By Bernie Becker - 01/23/12 06:30 PM EST
According to news reports from Iran, officials fired back over the new sanctions, dubbing them a Western attempt to fight a psychological war against Iran and declaring that other countries will pick up Europe’s slack when it comes to purchasing oil.
The Energy Information Administration says that the EU currently imports the second-largest amount of Iranian crude, taking in roughly 18 percent of Tehran’s exports between January and June of last year.
By themselves, Italy and Spain accounted for about 70 percent of the Iranian crude imported by the EU.

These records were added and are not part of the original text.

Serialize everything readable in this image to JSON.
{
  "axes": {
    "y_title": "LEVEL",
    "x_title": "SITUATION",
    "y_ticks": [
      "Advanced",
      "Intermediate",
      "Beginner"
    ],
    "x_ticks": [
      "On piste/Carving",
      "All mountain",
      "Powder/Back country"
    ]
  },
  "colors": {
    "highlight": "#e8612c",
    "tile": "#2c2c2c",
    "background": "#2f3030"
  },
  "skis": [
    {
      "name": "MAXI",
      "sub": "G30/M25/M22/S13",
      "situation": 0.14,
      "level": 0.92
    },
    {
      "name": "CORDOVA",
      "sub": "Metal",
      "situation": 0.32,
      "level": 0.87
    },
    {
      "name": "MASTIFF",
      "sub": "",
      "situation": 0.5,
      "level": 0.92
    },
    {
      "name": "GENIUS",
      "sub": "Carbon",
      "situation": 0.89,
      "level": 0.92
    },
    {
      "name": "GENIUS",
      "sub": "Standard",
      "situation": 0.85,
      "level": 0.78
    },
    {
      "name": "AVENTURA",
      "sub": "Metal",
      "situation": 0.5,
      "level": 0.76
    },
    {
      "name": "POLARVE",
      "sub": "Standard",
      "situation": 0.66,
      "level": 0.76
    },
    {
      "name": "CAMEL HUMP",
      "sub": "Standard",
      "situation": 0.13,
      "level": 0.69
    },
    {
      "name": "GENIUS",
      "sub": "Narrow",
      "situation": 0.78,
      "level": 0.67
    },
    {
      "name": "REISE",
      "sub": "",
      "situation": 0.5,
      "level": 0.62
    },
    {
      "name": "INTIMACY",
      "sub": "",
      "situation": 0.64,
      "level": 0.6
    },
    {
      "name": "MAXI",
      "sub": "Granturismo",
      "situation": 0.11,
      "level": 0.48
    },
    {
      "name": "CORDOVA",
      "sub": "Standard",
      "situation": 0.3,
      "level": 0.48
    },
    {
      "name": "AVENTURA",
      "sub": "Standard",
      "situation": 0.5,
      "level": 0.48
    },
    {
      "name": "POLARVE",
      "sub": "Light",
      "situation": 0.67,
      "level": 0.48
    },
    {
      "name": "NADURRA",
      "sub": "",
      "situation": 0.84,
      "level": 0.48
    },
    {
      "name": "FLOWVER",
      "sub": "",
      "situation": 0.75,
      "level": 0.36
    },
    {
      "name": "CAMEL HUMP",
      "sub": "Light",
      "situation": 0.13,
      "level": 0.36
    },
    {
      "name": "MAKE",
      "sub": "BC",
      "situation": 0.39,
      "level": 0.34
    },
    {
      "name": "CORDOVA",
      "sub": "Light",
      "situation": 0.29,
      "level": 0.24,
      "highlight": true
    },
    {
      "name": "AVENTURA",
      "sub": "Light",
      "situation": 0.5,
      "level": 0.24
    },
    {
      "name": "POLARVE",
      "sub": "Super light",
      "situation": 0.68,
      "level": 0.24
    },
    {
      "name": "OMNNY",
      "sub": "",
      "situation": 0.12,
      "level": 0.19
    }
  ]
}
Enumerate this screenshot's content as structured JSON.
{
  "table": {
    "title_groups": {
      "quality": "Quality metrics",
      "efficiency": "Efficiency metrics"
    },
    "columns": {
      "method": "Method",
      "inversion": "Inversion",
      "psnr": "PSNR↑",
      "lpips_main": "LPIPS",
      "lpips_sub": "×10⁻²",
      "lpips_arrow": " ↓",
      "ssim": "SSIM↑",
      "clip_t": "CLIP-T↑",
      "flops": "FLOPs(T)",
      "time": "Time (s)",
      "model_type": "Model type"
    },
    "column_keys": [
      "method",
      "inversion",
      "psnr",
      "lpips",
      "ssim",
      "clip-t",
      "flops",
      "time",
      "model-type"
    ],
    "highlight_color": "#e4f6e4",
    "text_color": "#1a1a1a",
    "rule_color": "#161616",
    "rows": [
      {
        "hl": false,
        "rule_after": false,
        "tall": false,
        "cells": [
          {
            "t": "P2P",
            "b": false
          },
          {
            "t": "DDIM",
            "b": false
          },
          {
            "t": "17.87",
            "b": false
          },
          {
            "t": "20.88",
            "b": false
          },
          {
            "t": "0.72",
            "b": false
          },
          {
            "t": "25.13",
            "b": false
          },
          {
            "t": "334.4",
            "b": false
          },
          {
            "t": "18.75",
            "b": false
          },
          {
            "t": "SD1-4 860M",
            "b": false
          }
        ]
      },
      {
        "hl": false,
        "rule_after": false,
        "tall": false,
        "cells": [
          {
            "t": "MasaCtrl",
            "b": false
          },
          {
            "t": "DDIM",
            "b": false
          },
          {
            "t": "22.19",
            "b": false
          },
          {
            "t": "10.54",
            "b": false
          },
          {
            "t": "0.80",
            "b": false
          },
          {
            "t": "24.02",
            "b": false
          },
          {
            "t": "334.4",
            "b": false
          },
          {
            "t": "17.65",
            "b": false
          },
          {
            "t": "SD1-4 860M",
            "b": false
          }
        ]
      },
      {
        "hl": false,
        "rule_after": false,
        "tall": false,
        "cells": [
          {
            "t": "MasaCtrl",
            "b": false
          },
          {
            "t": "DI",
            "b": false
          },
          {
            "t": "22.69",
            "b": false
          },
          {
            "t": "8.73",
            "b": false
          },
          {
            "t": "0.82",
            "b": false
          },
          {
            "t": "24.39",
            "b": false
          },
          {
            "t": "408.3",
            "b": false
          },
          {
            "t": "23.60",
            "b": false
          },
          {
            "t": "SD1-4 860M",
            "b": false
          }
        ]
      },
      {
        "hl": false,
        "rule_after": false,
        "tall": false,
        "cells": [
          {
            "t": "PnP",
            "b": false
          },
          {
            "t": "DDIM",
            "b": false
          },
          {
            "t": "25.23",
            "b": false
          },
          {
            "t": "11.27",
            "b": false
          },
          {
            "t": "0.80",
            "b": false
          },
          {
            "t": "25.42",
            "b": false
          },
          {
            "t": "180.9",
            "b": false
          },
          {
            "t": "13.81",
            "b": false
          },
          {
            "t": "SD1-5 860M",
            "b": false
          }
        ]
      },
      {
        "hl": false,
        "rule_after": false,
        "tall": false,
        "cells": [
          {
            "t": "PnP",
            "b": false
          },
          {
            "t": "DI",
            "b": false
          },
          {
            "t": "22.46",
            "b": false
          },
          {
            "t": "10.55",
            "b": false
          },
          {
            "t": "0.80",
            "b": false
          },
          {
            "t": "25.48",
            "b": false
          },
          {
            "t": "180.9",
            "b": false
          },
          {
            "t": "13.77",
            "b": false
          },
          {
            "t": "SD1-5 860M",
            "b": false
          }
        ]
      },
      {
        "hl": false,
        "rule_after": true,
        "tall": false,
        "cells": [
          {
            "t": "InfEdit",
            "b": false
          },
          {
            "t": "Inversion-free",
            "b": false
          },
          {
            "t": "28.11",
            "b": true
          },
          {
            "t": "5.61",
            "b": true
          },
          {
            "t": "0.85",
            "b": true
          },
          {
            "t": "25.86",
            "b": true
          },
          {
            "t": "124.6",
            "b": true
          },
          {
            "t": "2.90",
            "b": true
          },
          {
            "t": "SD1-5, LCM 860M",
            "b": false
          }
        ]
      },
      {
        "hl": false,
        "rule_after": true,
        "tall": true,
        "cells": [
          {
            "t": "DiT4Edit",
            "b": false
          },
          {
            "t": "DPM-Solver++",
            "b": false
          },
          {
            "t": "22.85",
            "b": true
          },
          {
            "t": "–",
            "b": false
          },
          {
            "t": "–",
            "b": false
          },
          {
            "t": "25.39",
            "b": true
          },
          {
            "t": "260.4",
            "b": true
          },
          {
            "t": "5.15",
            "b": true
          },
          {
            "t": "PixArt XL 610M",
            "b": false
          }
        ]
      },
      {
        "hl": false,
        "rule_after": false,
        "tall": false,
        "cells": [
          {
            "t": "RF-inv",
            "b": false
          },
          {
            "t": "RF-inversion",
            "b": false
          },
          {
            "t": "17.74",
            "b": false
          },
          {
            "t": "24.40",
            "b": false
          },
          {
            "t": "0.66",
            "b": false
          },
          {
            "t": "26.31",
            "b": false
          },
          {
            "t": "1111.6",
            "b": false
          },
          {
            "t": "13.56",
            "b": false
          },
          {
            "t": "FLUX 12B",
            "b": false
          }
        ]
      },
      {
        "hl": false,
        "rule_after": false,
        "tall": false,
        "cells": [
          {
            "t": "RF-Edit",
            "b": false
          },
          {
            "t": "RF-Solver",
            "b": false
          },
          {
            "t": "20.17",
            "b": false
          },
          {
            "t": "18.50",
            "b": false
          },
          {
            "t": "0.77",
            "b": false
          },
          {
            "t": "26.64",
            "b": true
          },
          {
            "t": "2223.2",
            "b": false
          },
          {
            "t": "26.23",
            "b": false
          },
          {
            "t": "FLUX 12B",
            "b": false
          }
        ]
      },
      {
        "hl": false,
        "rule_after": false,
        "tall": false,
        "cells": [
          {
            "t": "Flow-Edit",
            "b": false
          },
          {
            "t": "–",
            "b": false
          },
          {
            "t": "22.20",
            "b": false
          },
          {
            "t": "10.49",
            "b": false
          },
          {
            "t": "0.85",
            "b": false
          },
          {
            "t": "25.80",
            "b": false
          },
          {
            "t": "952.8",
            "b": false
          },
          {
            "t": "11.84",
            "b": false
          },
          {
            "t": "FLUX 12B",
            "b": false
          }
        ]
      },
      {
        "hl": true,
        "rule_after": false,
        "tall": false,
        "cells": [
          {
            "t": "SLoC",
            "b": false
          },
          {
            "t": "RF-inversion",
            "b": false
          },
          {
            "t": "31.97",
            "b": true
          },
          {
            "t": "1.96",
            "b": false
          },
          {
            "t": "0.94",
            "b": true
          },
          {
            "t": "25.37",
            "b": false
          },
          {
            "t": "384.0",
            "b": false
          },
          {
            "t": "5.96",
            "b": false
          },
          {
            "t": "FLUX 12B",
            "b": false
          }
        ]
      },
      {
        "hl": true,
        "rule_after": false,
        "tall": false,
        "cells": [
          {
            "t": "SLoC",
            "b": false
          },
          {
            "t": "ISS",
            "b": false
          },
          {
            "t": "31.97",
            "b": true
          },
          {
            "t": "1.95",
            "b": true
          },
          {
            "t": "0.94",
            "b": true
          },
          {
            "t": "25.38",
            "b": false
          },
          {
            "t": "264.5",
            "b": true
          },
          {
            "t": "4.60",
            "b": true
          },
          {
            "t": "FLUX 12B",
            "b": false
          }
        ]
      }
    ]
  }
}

China imported 22 percent of Iranian crude during that same time period, the EIA said. Japan, India and South Korea also brought in a significant amount of crude from Iran.
In the sanctions announced Monday, the European Union said that countries that had already contracted to buy oil from Iran could do so until July 1. The new sanctions also forbid the trade of gold, diamonds and other precious metals with the Iranian central bank.
The new American penalties against Iran, tucked into the defense authorization bill that Congress passed late last year, mandates that the United States sanction foreign banks that engage in significant business with Tehran’s central bank.
Under the sanctions, authored by Sens. Mark Kirk (R-Ill.) and Robert Menendez (D-N.J.), state-owned banks can only be penalized for oil-related transactions.
A Treasury official said last week that the Obama administration was already using the new sanctions to cut into Iran’s access to oil profits, and was working on regulations for the legislation.
The department on Monday also sanctioned Bank Tejarat, Iran's third-largest bank, for aiding Tehran's nuclear program.